Latkes (makes 7-10, serves 2-3 people)
Peel 2 large russet potatoes and halve and remove the skin from one medium yellow onion. Grate the vegetables into a strainer set over a large bowl (if increasing the recipe, do this in batches). Or, if using a food processor, cut the vegetables into very large pieces and feed into the machine with the large grating disk, then transfer to a strainer. Squeeze out the vegetables until they don’t feel watery, but not so much that they are completely dry. Dump out the water, then beat one egg into the bowl with a teaspoon of salt. Add in the grated vegetables and fold to thoroughly coat them in the egg. Then sprinkle over 1/4 – 1/3 cup flour, folding to coat. The mixture should look slightly moist – neither soupy (you didn’t drain enough liquid) nor dry (too much flour). As it sits, more liquid will come out – just stir everything to redistribute it.

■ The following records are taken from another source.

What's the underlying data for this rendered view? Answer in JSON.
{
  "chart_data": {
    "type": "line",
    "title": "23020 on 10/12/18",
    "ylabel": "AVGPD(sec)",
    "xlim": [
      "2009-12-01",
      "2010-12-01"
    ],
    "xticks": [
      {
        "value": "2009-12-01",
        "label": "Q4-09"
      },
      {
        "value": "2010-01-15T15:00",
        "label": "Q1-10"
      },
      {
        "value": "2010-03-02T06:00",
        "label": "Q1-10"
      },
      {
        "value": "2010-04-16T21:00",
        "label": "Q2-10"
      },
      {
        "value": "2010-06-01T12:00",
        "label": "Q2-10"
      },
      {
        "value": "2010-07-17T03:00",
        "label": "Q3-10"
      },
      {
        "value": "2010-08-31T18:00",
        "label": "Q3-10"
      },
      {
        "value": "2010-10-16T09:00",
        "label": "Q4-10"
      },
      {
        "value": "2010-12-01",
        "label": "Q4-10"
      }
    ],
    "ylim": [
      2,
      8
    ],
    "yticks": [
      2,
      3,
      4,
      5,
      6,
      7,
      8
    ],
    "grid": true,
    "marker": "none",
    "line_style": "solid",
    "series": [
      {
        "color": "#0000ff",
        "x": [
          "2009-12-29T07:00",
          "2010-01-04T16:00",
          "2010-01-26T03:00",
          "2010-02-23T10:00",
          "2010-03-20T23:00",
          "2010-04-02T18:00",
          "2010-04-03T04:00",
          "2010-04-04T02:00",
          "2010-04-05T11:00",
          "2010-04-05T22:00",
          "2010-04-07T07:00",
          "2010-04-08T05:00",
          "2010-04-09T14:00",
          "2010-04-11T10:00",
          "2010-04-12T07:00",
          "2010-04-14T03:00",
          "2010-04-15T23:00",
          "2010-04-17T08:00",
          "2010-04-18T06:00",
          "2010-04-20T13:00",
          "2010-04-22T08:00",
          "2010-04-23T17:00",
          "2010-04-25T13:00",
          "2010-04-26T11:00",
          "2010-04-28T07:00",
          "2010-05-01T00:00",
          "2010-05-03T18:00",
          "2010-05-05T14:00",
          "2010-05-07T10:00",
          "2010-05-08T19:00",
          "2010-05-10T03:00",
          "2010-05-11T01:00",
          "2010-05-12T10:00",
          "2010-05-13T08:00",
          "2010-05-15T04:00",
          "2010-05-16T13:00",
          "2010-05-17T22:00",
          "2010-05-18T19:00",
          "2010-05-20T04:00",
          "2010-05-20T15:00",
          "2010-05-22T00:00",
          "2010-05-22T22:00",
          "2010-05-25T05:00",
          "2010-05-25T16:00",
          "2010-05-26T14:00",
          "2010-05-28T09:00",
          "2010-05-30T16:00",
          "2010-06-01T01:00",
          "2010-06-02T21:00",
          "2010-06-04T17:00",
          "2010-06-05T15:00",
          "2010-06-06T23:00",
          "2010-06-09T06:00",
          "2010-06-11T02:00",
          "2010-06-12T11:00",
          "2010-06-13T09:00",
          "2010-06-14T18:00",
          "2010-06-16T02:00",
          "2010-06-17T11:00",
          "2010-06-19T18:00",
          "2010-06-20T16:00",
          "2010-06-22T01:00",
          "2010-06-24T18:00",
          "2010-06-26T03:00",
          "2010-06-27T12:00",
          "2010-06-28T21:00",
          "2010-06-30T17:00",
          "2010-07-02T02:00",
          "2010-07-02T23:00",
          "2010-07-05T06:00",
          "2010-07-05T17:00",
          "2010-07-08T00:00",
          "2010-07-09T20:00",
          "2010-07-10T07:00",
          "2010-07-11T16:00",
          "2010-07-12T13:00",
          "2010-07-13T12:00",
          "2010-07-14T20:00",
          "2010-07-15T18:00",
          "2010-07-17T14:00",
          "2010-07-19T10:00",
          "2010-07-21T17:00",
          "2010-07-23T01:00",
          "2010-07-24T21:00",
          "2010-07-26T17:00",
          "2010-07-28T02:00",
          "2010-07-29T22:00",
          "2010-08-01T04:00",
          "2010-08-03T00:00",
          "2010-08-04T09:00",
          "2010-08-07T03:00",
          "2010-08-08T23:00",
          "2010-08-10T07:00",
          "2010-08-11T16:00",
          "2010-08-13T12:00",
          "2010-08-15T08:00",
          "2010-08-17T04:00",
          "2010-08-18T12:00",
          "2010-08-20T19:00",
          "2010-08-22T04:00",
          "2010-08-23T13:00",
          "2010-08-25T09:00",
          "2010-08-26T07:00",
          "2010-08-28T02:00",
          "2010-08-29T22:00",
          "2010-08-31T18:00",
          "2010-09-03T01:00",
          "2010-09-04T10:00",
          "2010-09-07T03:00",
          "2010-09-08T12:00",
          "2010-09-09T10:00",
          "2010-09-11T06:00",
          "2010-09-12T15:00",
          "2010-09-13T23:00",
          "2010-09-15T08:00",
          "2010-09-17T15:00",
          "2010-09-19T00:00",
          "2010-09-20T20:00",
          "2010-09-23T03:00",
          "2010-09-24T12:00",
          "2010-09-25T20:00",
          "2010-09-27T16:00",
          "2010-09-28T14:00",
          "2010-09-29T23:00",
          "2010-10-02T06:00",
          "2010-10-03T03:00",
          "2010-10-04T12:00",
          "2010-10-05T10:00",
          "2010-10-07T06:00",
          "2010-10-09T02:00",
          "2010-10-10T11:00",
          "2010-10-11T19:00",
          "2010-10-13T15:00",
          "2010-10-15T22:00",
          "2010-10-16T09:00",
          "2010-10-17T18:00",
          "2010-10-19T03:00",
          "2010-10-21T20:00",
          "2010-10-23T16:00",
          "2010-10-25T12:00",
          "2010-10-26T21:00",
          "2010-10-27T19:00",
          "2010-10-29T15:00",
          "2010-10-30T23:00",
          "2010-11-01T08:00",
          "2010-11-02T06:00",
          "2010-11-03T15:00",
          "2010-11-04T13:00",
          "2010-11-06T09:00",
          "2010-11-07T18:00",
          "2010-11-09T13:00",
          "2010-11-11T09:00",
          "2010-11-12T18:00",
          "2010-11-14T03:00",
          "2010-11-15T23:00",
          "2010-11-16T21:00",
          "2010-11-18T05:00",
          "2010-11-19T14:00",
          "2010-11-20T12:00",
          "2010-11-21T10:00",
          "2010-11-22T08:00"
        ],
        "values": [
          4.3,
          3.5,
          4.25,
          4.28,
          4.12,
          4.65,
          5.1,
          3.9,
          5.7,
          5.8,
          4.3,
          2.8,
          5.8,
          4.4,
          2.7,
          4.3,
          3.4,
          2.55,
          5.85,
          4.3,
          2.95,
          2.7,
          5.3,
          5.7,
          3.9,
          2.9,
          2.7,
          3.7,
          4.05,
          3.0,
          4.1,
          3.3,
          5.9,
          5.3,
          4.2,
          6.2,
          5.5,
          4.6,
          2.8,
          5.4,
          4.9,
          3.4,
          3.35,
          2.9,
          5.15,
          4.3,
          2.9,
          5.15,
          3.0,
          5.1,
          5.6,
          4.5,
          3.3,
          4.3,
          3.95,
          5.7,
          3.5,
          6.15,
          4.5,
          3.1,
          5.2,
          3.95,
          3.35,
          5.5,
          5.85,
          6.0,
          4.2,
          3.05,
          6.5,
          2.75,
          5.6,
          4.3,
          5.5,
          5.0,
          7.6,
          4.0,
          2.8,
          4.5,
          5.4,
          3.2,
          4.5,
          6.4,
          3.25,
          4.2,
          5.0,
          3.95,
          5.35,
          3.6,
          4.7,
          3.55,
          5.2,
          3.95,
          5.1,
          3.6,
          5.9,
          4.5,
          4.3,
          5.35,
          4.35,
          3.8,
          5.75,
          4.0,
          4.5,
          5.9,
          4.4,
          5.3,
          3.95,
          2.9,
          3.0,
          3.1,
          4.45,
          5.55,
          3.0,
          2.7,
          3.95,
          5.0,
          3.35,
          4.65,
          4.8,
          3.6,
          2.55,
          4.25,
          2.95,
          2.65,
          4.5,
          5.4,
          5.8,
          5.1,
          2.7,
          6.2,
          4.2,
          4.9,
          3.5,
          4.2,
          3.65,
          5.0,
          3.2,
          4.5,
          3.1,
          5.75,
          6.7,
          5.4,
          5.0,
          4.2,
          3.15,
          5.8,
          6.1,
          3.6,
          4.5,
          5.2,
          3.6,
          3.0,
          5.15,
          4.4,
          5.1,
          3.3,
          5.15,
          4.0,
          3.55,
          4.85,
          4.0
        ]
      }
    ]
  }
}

In a large skillet, heat about 1/4″ of vegetable oil until it shimmers. You can drop in a piece of potato to test – it should sizzle and produce a lot of bubbles, but not crackle and pop wildly. Use a slotted spoon to dish out the batter, dropping a heaping spoonful in, spaced a little bit apart so the oil stays hot. In a 12″ skillet I can cook 3 at a time. When you drop in the batter, smoosh it down a little to spread it out into an even and fairly thin layer. This ensures that it’s cooked fully in the middle and helps the edges get crispy. It will look like a loose collection of potato shreds, but the egg, flour, and potato starch help bind everything together. When edges are brown, use a fish spatula to check that the bottom is fully browned, then flip, about 3 minutes per side. Remove to a plate lined with paper towels (or a cooling rack with something underneath to catch the oil if you’re fancy). As the batter sits it will get more watery – just let some of the water fall through the spoon and back into the bowl so that it doesn’t splatter too much when it hits the oil. Pay attention to the temperature and adjust up or down if they start cooking too quickly or aren’t constantly producing bubbles. Let them cool for a minute before eating.